LeNet：Gradient-Based Learning Applied to Document Recognition

发表于 2022-06-28 更新于 2025-02-02 分类于 2-深度学习， B-视觉模型， 1-基础视觉任务CNN ，图像分类阅读次数：本文字数： 2k 阅读时长 ≈ 2 分钟

首次利用卷积神经网络进行图片分类的，网络比较简单，就是 5 层，2 个卷积层，2 个池化层和 1 个全连接层

什么是 LeNet？

LeNet-5 是由 $LeCun$ 提出的一种用于识别手写数字和机器印刷字符的卷积神经网络（Convolutional Neural Network，CNN），其命名来源于作者 $LeCun$ 的名字，5 则是其研究成果的代号，在 LeNet-5 之前还有 LeNet-4 和 LeNet-1 鲜为人知
LeNet-5 阐述了图像中像素特征之间的相关性能够由参数共享的卷积操作所提取，卷积 -> 下采样（池化）-> 非线性映射这样的组合结构是当前流行的大多数深度图像识别网络的基础
缺点：(1) 设计较为简单，因此其处理复杂数据的能力有限；(2) 全连接层的计算代价过大，以后使用卷积层替代

LeNet 的网络结构？

LeNet5 包括 2 个卷积层、2 个下采样层和 3 个全连接层

如何使用 Pytorch 定义分类模型 LeNet？

# Defining the network (LeNet-5)
class LeNet5(torch.nn.Module):
    def __init__(self):
        super(LeNet5, self).__init__()
        # Convolution (In LeNet-5, 32x32 images are given as input.

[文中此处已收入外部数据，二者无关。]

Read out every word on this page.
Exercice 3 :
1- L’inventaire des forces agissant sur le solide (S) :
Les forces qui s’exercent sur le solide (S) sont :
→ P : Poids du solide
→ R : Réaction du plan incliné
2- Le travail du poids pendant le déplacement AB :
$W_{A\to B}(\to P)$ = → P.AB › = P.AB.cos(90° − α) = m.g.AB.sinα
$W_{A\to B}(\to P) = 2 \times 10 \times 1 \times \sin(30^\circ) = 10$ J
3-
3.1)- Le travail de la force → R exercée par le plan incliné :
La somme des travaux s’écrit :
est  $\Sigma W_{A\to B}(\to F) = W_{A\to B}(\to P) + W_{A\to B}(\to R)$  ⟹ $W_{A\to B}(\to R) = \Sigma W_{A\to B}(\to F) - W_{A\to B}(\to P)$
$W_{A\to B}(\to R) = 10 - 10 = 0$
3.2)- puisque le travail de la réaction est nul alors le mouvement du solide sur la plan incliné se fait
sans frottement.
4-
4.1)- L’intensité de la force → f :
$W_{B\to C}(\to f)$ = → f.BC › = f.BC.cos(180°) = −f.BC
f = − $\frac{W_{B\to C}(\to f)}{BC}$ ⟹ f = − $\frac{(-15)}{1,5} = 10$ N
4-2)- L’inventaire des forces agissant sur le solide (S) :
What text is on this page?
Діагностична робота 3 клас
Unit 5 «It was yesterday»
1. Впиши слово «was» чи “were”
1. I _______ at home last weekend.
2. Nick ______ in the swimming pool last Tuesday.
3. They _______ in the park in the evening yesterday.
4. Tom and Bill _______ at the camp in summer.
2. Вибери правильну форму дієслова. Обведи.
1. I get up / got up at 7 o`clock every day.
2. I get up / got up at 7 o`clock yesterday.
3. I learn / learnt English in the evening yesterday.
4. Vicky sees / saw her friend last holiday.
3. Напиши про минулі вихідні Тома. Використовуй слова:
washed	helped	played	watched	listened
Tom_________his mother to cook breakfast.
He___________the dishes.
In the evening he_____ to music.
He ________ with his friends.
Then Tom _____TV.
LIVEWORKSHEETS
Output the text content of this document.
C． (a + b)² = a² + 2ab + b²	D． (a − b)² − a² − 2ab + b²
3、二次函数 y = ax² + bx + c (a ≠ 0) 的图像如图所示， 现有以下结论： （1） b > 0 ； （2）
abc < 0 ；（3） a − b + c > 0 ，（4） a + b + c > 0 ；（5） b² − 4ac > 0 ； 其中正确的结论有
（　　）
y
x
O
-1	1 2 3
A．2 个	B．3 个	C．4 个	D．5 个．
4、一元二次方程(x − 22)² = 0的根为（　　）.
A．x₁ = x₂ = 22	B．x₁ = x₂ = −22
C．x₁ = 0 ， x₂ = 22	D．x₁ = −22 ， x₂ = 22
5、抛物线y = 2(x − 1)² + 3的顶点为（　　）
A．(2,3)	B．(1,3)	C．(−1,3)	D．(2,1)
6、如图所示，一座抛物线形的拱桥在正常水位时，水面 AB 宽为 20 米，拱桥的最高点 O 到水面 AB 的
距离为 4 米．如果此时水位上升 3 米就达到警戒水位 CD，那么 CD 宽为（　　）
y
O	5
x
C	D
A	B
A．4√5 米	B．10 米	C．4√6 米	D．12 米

Hence padding of 2 is done below)
        self.conv1 = torch.nn.Conv2d(in_channels=1, out_channels=6, kernel_size=5, stride=1, padding=2, bias=True)
        # Max-pooling
        self.max_pool_1 = torch.nn.MaxPool2d(kernel_size=2)
        # Convolution
        self.conv2 = torch.nn.Conv2d(in_channels=6, out_channels=16, kernel_size=5, stride=1, padding=0, bias=True)
        # Max-pooling
        self.max_pool_2 = torch.nn.MaxPool2d(kernel_size=2)
        # Fully connected layer
        # self.fc1 = torch.nn.Linear(16*5*5, 120)   # 28＊28输入时使用
        self.fc1 = torch.nn.Linear(576, 120)   # convert matrix with 16*5*5 (= 400) features to a matrix of 120 features (columns)
        self.fc2 = torch.nn.Linear(120, 84)       # convert matrix with 120 features to a matrix of 84 features (columns)
        self.fc3 = torch.nn.Linear(84, 10)        # convert matrix with 84 features to a matrix of 10 features (columns)
    def forward(self, x):
        # convolve, then perform ReLU non-linearity
        x = torch.nn.functional.relu(self.conv1(x))
        # max-pooling with 2x2 grid
        x = self.max_pool_1(x)
        # convolve, then perform ReLU non-linearity
        x = torch.nn.functional.relu(self.conv2(x))
        # max-pooling with 2x2 grid
        x = self.max_pool_2(x)
        # first flatten 'max_pool_2_out' to contain 16*5*5 columns
        # read through https://stackoverflow.com/a/42482819/7551231
        # x = x.view(-1, 16*5*5) # 28＊28输入时使用
        x = x.view(-1, 576)
        print(x.shape)
        # FC-1, then perform ReLU non-linearity
        x = torch.nn.functional.relu(self.fc1(x))
        # FC-2, then perform ReLU non-linearity
        x = torch.nn.functional.relu(self.fc2(x))
        # FC-3
        x = self.fc3(x)
        return x

LeNet 与 AlexNet 在网络结构上有什么差异？

LeNet5：包括 2 个卷积层、2 个下采样层和 3 个全连接层
AlexNet：5 个卷积层、2 个全连接隐藏层和 1 个全连接输出层